The week only got better from there. Dakar is large, isn’t humid or crowded like Monrovia, has a lot of restaurants, cafes, bars, stores for shopping, grocery stores like I’m used to in the US, even a mall! You see people jogging and walking for exercise. It has gyms with aerobics, yoga and spin classes! There are toilets everywhere – stores, restaurants, random tourist places. The internet is faster. The food was delicious and I ate all kinds of things! It was so nice to have a variety of food!! Senegal is a French speaking nation and heavily French influenced, so there were all kinds of delightful French pastries, good breads and cheeses, yogurts and fruits. It’s on the coast so the fish was really tasty. I also had real ice cream, a milkshake, good coffee and gelato! A few days after the workshop was done for the day, I sat outside by the hotel pool/bar and just watched the ocean, enjoying the smell and feel of the ocean breeze.
So, you might imagine there was quite a bit of culture shock when I came back to Liberia. It was the first time since I’ve been here when I was like, “I want to go home now.” I had been in the airport in Dakar since 9:00 the night before and got into Liberia at 2:30 p.m., so I was pretty tired. The immigration officer didn’t want to let me in and then he wanted to keep my passport, but I finally talked him into letting both me and my passport in the country (without bribing him!). I was thankful to see the driver waiting outside to take me home. It takes an hour to drive from the airport to Monrovia. On the drive on the two lane road, we went through some forest, passed a lot of shacks, and there were no street lights or nice buildings. When I got to my apartment, the broken fridge which the apartment manager promised would be taken care of was still there and so were a bunch of other problems. It was at that moment when I questioned why exactly I was living in Monrovia. I wished I could go over a friend’s apartment to talk about it and feel better, but over half the friends that I’ve made here have left because they’re assignments were up. (Liberia is the kind of place that people don’t usually stay in for a long time.) I was so discouraged I even cried a little bit.
I was drying my tears when boyfriend called me – on my cell phone which is not cheap! – just to see how I was doing and if I was safely back in Monrovia. He could tell from my voice something was wrong and he asked, “Are you doing ok?” I was like, “No! Why did I come here?!?” He then proceeded to remind me of all the things I’d told him the past few weeks about how happy and thankful I was to be here, to have a job doing what I want to do and studied in school and how I feel like I am exactly where God wants me to be. We talked a little more and I felt comforted, took a shower and went to sleep.

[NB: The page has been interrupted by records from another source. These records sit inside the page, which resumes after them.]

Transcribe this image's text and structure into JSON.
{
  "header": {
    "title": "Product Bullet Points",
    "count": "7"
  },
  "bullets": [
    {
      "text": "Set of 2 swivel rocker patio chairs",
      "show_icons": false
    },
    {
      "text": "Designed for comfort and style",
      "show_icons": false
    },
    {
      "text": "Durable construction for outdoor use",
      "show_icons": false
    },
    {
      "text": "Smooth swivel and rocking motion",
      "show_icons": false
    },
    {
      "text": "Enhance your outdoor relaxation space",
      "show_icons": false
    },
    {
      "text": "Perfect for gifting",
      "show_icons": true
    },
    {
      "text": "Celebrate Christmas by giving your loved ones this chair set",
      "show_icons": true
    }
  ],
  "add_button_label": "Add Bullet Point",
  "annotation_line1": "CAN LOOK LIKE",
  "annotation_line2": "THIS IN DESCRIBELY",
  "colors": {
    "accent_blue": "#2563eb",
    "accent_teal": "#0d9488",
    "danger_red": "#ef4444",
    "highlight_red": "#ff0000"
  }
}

The next morning I was a little sad because I didn’t sleep as well in my bed as I did in the bed at the Radisson Blu. I tried to make myself some breakfast, but my stove wasn’t working L so I ate a granola bar instead and got ready for work. At work, I was greeted by a spider the size of my hand on the wall and several things that were supposed to be taken care of last week weren’t. All those things added up in my mind and I ached for the goodness of the Radisson Blu and the comforts of Dakar. I almost wanted to cry again. Instead, I posted my feelings on facebook and tried to get some work done.
This brings me to the reason I need to post today - because friends reached out to me to find out what was wrong and to encourage me. I don’t know if they’d want me to put their names in here, so I won’t, but I really appreciate everyone who sent me an encouraging message, reminded me that this is part of working abroad, told me to hang in there, etc. Some people even shared their own “this is a story of when I felt the same way when I lived in __.”
I feel so thankful for the love, support and encouragement of my boyfriend and friends! I really feel better about everything and am once again glad to be here… though I do miss the delicious food of Senegal… and the fast internet. Ha – but seriously, it was really special to me that people cared enough to reach out to me, even though I’m not even on the same continent.